Introduction

Visualization is a critical component in exploratory data analysis, as well as presentations and applications. During exploratory data analysis, you are usually working alone or in small groups and need to create plots quickly to help you better understand your data. It can help you identify outliers and missing data, or it can spark other questions of interest that will lead to further analysis and more visualizations. This type of visualization is usually not done with the end user in mind. It is strictly to help you better your current understanding. The plots don't have to be perfect.
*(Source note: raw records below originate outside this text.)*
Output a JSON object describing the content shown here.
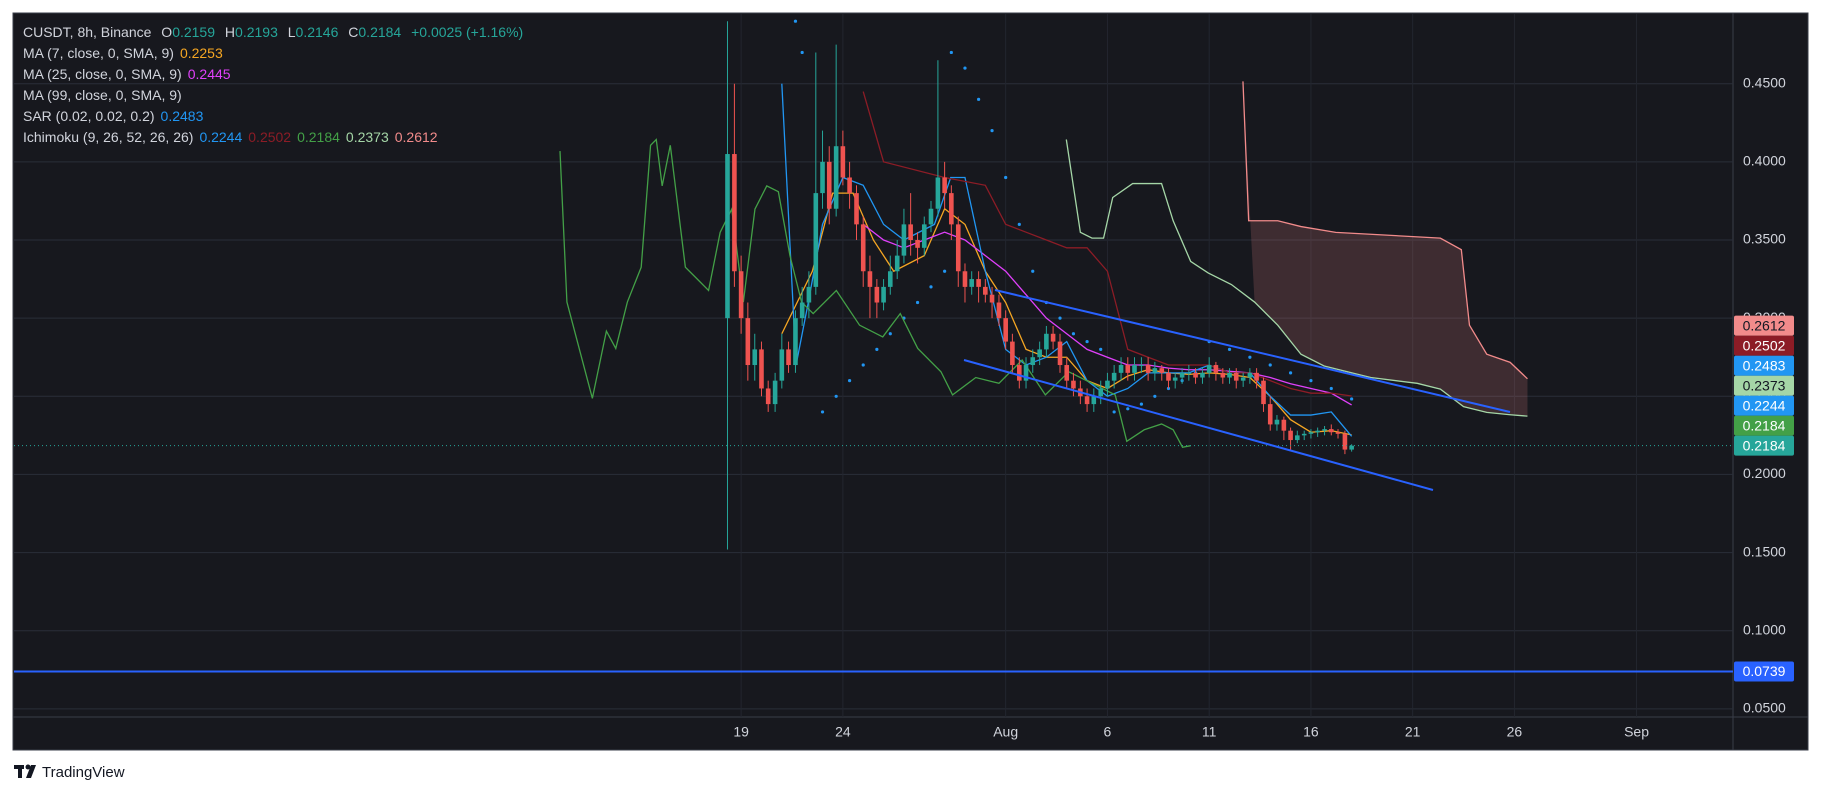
{
  "chart_data": {
    "type": "candlestick",
    "title": "CUSDT, 8h, Binance",
    "ohlc_labels": [
      "O",
      "H",
      "L",
      "C"
    ],
    "change": "+0.0025 (+1.16%)",
    "up_color": "#26a69a",
    "down_color": "#ef5350",
    "candles": {
      "x": [
        -0.67,
        -0.33,
        0,
        0.33,
        0.67,
        1,
        1.33,
        1.67,
        2,
        2.33,
        2.67,
        3,
        3.33,
        3.67,
        4,
        4.33,
        4.67,
        5,
        5.33,
        5.67,
        6,
        6.33,
        6.67,
        7,
        7.33,
        7.67,
        8,
        8.33,
        8.67,
        9,
        9.33,
        9.67,
        10,
        10.33,
        10.67,
        11,
        11.33,
        11.67,
        12,
        12.33,
        12.67,
        13,
        13.33,
        13.67,
        14,
        14.33,
        14.67,
        15,
        15.33,
        15.67,
        16,
        16.33,
        16.67,
        17,
        17.33,
        17.67,
        18,
        18.33,
        18.67,
        19,
        19.33,
        19.67,
        20,
        20.33,
        20.67,
        21,
        21.33,
        21.67,
        22,
        22.33,
        22.67,
        23,
        23.33,
        23.67,
        24,
        24.33,
        24.67,
        25,
        25.33,
        25.67,
        26,
        26.33,
        26.67,
        27,
        27.33,
        27.67,
        28,
        28.33,
        28.67,
        29,
        29.33,
        29.67,
        30
      ],
      "open": [
        0.3,
        0.405,
        0.33,
        0.3,
        0.27,
        0.28,
        0.255,
        0.245,
        0.26,
        0.28,
        0.27,
        0.3,
        0.31,
        0.32,
        0.38,
        0.4,
        0.37,
        0.41,
        0.39,
        0.38,
        0.36,
        0.33,
        0.32,
        0.31,
        0.32,
        0.33,
        0.34,
        0.36,
        0.35,
        0.345,
        0.36,
        0.37,
        0.39,
        0.38,
        0.36,
        0.33,
        0.32,
        0.325,
        0.32,
        0.315,
        0.31,
        0.3,
        0.285,
        0.27,
        0.26,
        0.27,
        0.275,
        0.28,
        0.29,
        0.285,
        0.27,
        0.26,
        0.255,
        0.25,
        0.245,
        0.25,
        0.255,
        0.26,
        0.265,
        0.27,
        0.265,
        0.27,
        0.27,
        0.265,
        0.268,
        0.265,
        0.26,
        0.262,
        0.265,
        0.265,
        0.262,
        0.265,
        0.27,
        0.265,
        0.262,
        0.265,
        0.26,
        0.262,
        0.265,
        0.26,
        0.245,
        0.232,
        0.235,
        0.228,
        0.222,
        0.225,
        0.226,
        0.227,
        0.228,
        0.229,
        0.227,
        0.226,
        0.2159
      ],
      "high": [
        0.49,
        0.45,
        0.34,
        0.31,
        0.29,
        0.285,
        0.26,
        0.265,
        0.29,
        0.285,
        0.305,
        0.32,
        0.33,
        0.47,
        0.42,
        0.41,
        0.475,
        0.42,
        0.4,
        0.385,
        0.365,
        0.34,
        0.325,
        0.325,
        0.34,
        0.35,
        0.37,
        0.38,
        0.355,
        0.365,
        0.375,
        0.465,
        0.4,
        0.385,
        0.365,
        0.335,
        0.33,
        0.33,
        0.325,
        0.32,
        0.315,
        0.305,
        0.29,
        0.275,
        0.275,
        0.28,
        0.285,
        0.295,
        0.295,
        0.29,
        0.275,
        0.265,
        0.26,
        0.255,
        0.255,
        0.26,
        0.265,
        0.27,
        0.275,
        0.275,
        0.275,
        0.275,
        0.275,
        0.272,
        0.27,
        0.268,
        0.265,
        0.268,
        0.27,
        0.268,
        0.268,
        0.275,
        0.272,
        0.268,
        0.268,
        0.268,
        0.265,
        0.268,
        0.268,
        0.262,
        0.25,
        0.238,
        0.237,
        0.23,
        0.228,
        0.228,
        0.229,
        0.23,
        0.231,
        0.232,
        0.229,
        0.228,
        0.2193
      ],
      "low": [
        0.152,
        0.32,
        0.29,
        0.26,
        0.26,
        0.25,
        0.24,
        0.24,
        0.255,
        0.265,
        0.265,
        0.295,
        0.3,
        0.315,
        0.37,
        0.36,
        0.365,
        0.385,
        0.37,
        0.35,
        0.32,
        0.3,
        0.3,
        0.305,
        0.315,
        0.325,
        0.335,
        0.34,
        0.335,
        0.34,
        0.355,
        0.365,
        0.37,
        0.35,
        0.32,
        0.31,
        0.315,
        0.31,
        0.31,
        0.3,
        0.295,
        0.28,
        0.265,
        0.255,
        0.255,
        0.265,
        0.27,
        0.275,
        0.28,
        0.265,
        0.255,
        0.25,
        0.245,
        0.24,
        0.24,
        0.245,
        0.25,
        0.255,
        0.26,
        0.26,
        0.26,
        0.265,
        0.26,
        0.26,
        0.26,
        0.255,
        0.255,
        0.258,
        0.26,
        0.258,
        0.258,
        0.262,
        0.26,
        0.258,
        0.258,
        0.255,
        0.256,
        0.258,
        0.255,
        0.24,
        0.228,
        0.228,
        0.222,
        0.215,
        0.22,
        0.222,
        0.223,
        0.224,
        0.225,
        0.225,
        0.223,
        0.213,
        0.2146
      ],
      "close": [
        0.405,
        0.33,
        0.3,
        0.27,
        0.28,
        0.255,
        0.245,
        0.26,
        0.28,
        0.27,
        0.3,
        0.31,
        0.32,
        0.38,
        0.4,
        0.37,
        0.41,
        0.39,
        0.38,
        0.36,
        0.33,
        0.32,
        0.31,
        0.32,
        0.33,
        0.34,
        0.36,
        0.35,
        0.345,
        0.36,
        0.37,
        0.39,
        0.38,
        0.36,
        0.33,
        0.32,
        0.325,
        0.32,
        0.315,
        0.31,
        0.3,
        0.285,
        0.27,
        0.26,
        0.27,
        0.275,
        0.28,
        0.29,
        0.285,
        0.27,
        0.26,
        0.255,
        0.25,
        0.245,
        0.25,
        0.255,
        0.26,
        0.265,
        0.27,
        0.265,
        0.27,
        0.27,
        0.265,
        0.268,
        0.265,
        0.26,
        0.262,
        0.265,
        0.265,
        0.262,
        0.265,
        0.27,
        0.265,
        0.262,
        0.265,
        0.26,
        0.262,
        0.265,
        0.26,
        0.245,
        0.232,
        0.235,
        0.228,
        0.222,
        0.225,
        0.226,
        0.227,
        0.228,
        0.229,
        0.227,
        0.226,
        0.2159,
        0.2184
      ]
    },
    "indicators": [
      {
        "name": "MA (7, close, 0, SMA, 9)",
        "outputs": [
          {
            "value": 0.2253,
            "color": "#f5a623",
            "x": [
              2,
              3.5,
              4.5,
              5.5,
              6.5,
              7.5,
              9,
              10,
              11,
              12,
              13,
              14,
              15,
              16,
              17,
              18,
              19,
              20,
              21,
              22,
              23,
              24,
              25,
              26,
              27,
              28,
              29,
              30
            ],
            "values": [
              0.29,
              0.33,
              0.38,
              0.38,
              0.35,
              0.33,
              0.34,
              0.37,
              0.36,
              0.33,
              0.31,
              0.28,
              0.275,
              0.275,
              0.26,
              0.255,
              0.263,
              0.267,
              0.265,
              0.264,
              0.265,
              0.264,
              0.262,
              0.25,
              0.235,
              0.227,
              0.228,
              0.2253
            ]
          }
        ]
      },
      {
        "name": "MA (25, close, 0, SMA, 9)",
        "outputs": [
          {
            "value": 0.2445,
            "color": "#e040fb",
            "x": [
              6,
              7,
              8,
              9,
              10,
              11,
              12,
              13,
              14,
              15,
              16,
              17,
              18,
              19,
              20,
              21,
              22,
              23,
              24,
              25,
              26,
              27,
              28,
              29,
              30
            ],
            "values": [
              0.36,
              0.35,
              0.345,
              0.35,
              0.355,
              0.35,
              0.34,
              0.33,
              0.315,
              0.3,
              0.29,
              0.28,
              0.275,
              0.27,
              0.27,
              0.268,
              0.267,
              0.267,
              0.266,
              0.265,
              0.262,
              0.258,
              0.255,
              0.252,
              0.2445
            ]
          }
        ]
      },
      {
        "name": "MA (99, close, 0, SMA, 9)",
        "outputs": []
      },
      {
        "name": "SAR (0.02, 0.02, 0.2)",
        "outputs": [
          {
            "value": 0.2483,
            "color": "#2196f3",
            "style": "dots",
            "price_label": true,
            "x": [
              2.67,
              3,
              4,
              4.67,
              5.33,
              6,
              6.67,
              7.33,
              8,
              8.67,
              9.33,
              10,
              10.33,
              11,
              11.67,
              12.33,
              13,
              13.67,
              14.33,
              15,
              15.67,
              16.33,
              17,
              17.67,
              18.33,
              19,
              19.67,
              20.33,
              21,
              21.67,
              22.33,
              23,
              24,
              25,
              26,
              27,
              28,
              29,
              30
            ],
            "values": [
              0.49,
              0.47,
              0.24,
              0.25,
              0.26,
              0.27,
              0.28,
              0.29,
              0.3,
              0.31,
              0.32,
              0.33,
              0.47,
              0.46,
              0.44,
              0.42,
              0.39,
              0.36,
              0.33,
              0.31,
              0.3,
              0.29,
              0.285,
              0.28,
              0.24,
              0.242,
              0.245,
              0.25,
              0.255,
              0.26,
              0.265,
              0.285,
              0.28,
              0.275,
              0.27,
              0.265,
              0.26,
              0.255,
              0.2483
            ]
          }
        ]
      },
      {
        "name": "Ichimoku (9, 26, 52, 26, 26)",
        "outputs": [
          {
            "value": 0.2244,
            "color": "#2196f3",
            "price_label": true,
            "x": [
              2,
              2.7,
              3.3,
              4,
              5,
              6,
              7,
              8,
              9.5,
              10.3,
              11,
              12,
              13,
              14,
              15,
              16,
              17,
              18,
              19,
              20,
              21,
              22,
              23,
              24,
              25,
              26,
              27,
              28,
              29,
              30
            ],
            "values": [
              0.45,
              0.27,
              0.31,
              0.36,
              0.39,
              0.385,
              0.36,
              0.35,
              0.36,
              0.39,
              0.39,
              0.33,
              0.28,
              0.27,
              0.275,
              0.285,
              0.26,
              0.25,
              0.255,
              0.265,
              0.265,
              0.265,
              0.27,
              0.265,
              0.265,
              0.25,
              0.238,
              0.238,
              0.24,
              0.2244
            ]
          },
          {
            "value": 0.2502,
            "color": "#8c1c26",
            "price_label": true,
            "x": [
              6,
              7,
              10,
              12,
              13,
              14,
              15,
              16,
              17,
              18,
              19,
              20,
              21,
              22,
              23,
              24,
              25,
              26,
              27,
              28,
              29,
              30
            ],
            "values": [
              0.445,
              0.4,
              0.39,
              0.385,
              0.36,
              0.355,
              0.35,
              0.345,
              0.345,
              0.33,
              0.28,
              0.275,
              0.27,
              0.27,
              0.27,
              0.265,
              0.265,
              0.26,
              0.255,
              0.252,
              0.252,
              0.2502
            ]
          },
          {
            "value": 0.2184,
            "color": "#43a047",
            "price_label": true,
            "x": [
              -8.9,
              -8.56,
              -7.31,
              -6.62,
              -6.16,
              -5.59,
              -4.91,
              -4.45,
              -4.17,
              -3.88,
              -3.48,
              -2.74,
              -2.17,
              -1.6,
              -1.03,
              -0.46,
              0.11,
              0.68,
              1.26,
              1.83,
              2.4,
              2.97,
              3.54,
              4.68,
              5.82,
              6.96,
              7.82,
              8.68,
              9.82,
              10.39,
              11.53,
              12.67,
              13.81,
              14.95,
              16.1,
              17.24,
              18.38,
              18.95,
              19.81,
              20.66,
              21.23,
              21.69,
              22.09
            ],
            "values": [
              0.4069,
              0.3103,
              0.2487,
              0.2917,
              0.2806,
              0.3103,
              0.3326,
              0.4106,
              0.4143,
              0.3846,
              0.4106,
              0.3326,
              0.3252,
              0.3177,
              0.3549,
              0.3698,
              0.3103,
              0.3698,
              0.3846,
              0.3809,
              0.34,
              0.3103,
              0.3029,
              0.3177,
              0.2955,
              0.288,
              0.3029,
              0.2806,
              0.2657,
              0.2509,
              0.262,
              0.2583,
              0.2732,
              0.2509,
              0.2657,
              0.2583,
              0.2509,
              0.2212,
              0.2286,
              0.2323,
              0.2286,
              0.2174,
              0.2184
            ]
          },
          {
            "value": 0.2373,
            "color": "#a5d6a7",
            "price_label": true,
            "x": [
              15.98,
              16.67,
              17.24,
              17.81,
              18.26,
              19.24,
              20.66,
              21.23,
              22.09,
              22.95,
              24.09,
              25.23,
              26.37,
              27.51,
              28.65,
              29.79,
              30.94,
              33.22,
              34.36,
              35.5,
              36.64,
              37.79,
              38.64
            ],
            "values": [
              0.4143,
              0.3549,
              0.3512,
              0.3512,
              0.3772,
              0.3861,
              0.3861,
              0.3623,
              0.3363,
              0.3289,
              0.3215,
              0.3103,
              0.2955,
              0.2769,
              0.2694,
              0.2657,
              0.262,
              0.2583,
              0.2546,
              0.2434,
              0.2397,
              0.2382,
              0.2373
            ]
          },
          {
            "value": 0.2612,
            "color": "#f28b8b",
            "price_label": true,
            "cloud": true,
            "x": [
              24.66,
              24.94,
              26.37,
              27.51,
              29.22,
              34.36,
              35.39,
              35.79,
              36.64,
              37.79,
              38.64
            ],
            "values": [
              0.4515,
              0.3623,
              0.3623,
              0.3586,
              0.3549,
              0.3512,
              0.3438,
              0.2955,
              0.2769,
              0.2717,
              0.2612
            ]
          }
        ]
      }
    ],
    "hline": {
      "value": 0.0739,
      "color": "#2962ff"
    },
    "xlim": [
      -35.73,
      48.74
    ],
    "ylim": [
      0.0448,
      0.4946
    ],
    "xticks": [
      {
        "value": 0,
        "label": "19"
      },
      {
        "value": 5,
        "label": "24"
      },
      {
        "value": 13,
        "label": "Aug"
      },
      {
        "value": 18,
        "label": "6"
      },
      {
        "value": 23,
        "label": "11"
      },
      {
        "value": 28,
        "label": "16"
      },
      {
        "value": 33,
        "label": "21"
      },
      {
        "value": 38,
        "label": "26"
      },
      {
        "value": 44,
        "label": "Sep"
      }
    ],
    "yticks": [
      {
        "value": 0.05,
        "label": "0.0500"
      },
      {
        "value": 0.1,
        "label": "0.1000"
      },
      {
        "value": 0.15,
        "label": "0.1500"
      },
      {
        "value": 0.2,
        "label": "0.2000"
      },
      {
        "value": 0.25,
        "label": "0.2500"
      },
      {
        "value": 0.3,
        "label": "0.3000"
      },
      {
        "value": 0.35,
        "label": "0.3500"
      },
      {
        "value": 0.4,
        "label": "0.4000"
      },
      {
        "value": 0.45,
        "label": "0.4500"
      }
    ],
    "grid": true,
    "footer": "TradingView"
  }
}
When preparing visualizations for a report or application, a different approach must be used. Attention to small details must be paid. In addition, you usually will have to narrow down all possible visualizations to only the select few that best represent your data. Good data visualizations have the viewer enjoying the experience of extracting information. Almost like movies that make viewers get lost in, good visualizations will have lots of information that really sparks interest.

The primary data visualization library in Python is matplotlib, a project begun in the early 2000s, that was built to mimic the plotting capabilities from Matlab. Matplotlib is enormously capable of plotting most things you can imagine and it gives its users tremendous power to control every aspect of the plotting surface. That said, it isn't quite the friendliest library for beginners to grasp. Thankfully, pandas makes visualizing data very easy for us and usually plots what we want with a single call to the plot method. Pandas actually does no plotting on its own. It internally calls matplotlib functions to create the plots. Pandas also adds its own style that, in my opinion, is a bit nicer than the defaults from matplotlib.

Seaborn is also a visualization library that internally calls matplotlib functions and does not do any actual plotting itself. Seaborn makes beautiful plots very easily and allows for the creation of many new types of plots that are not available directly from matplotlib or pandas. Seaborn works with tidy (long) data, while pandas works best with aggregated (wide) data. Seaborn also accepts pandas DataFrame objects in its plotting functions.

Although it is possible to create plots without ever directly running any matplotlib code, from time to time it will be necessary to use it to tweak finer plot details manually. For this reason, the first two recipes will cover some basics of matplotlib that will come in handy if you need to use it directly. Other than the first two recipes, all plotting examples will use pandas or seaborn.

Visualization in Python does not have to rely on matplotlib necessarily. Bokeh is quickly becoming a very popular interactive visualization library targeted for the web. It is completely independent of matplotlib, and it’s capable of producing entire applications.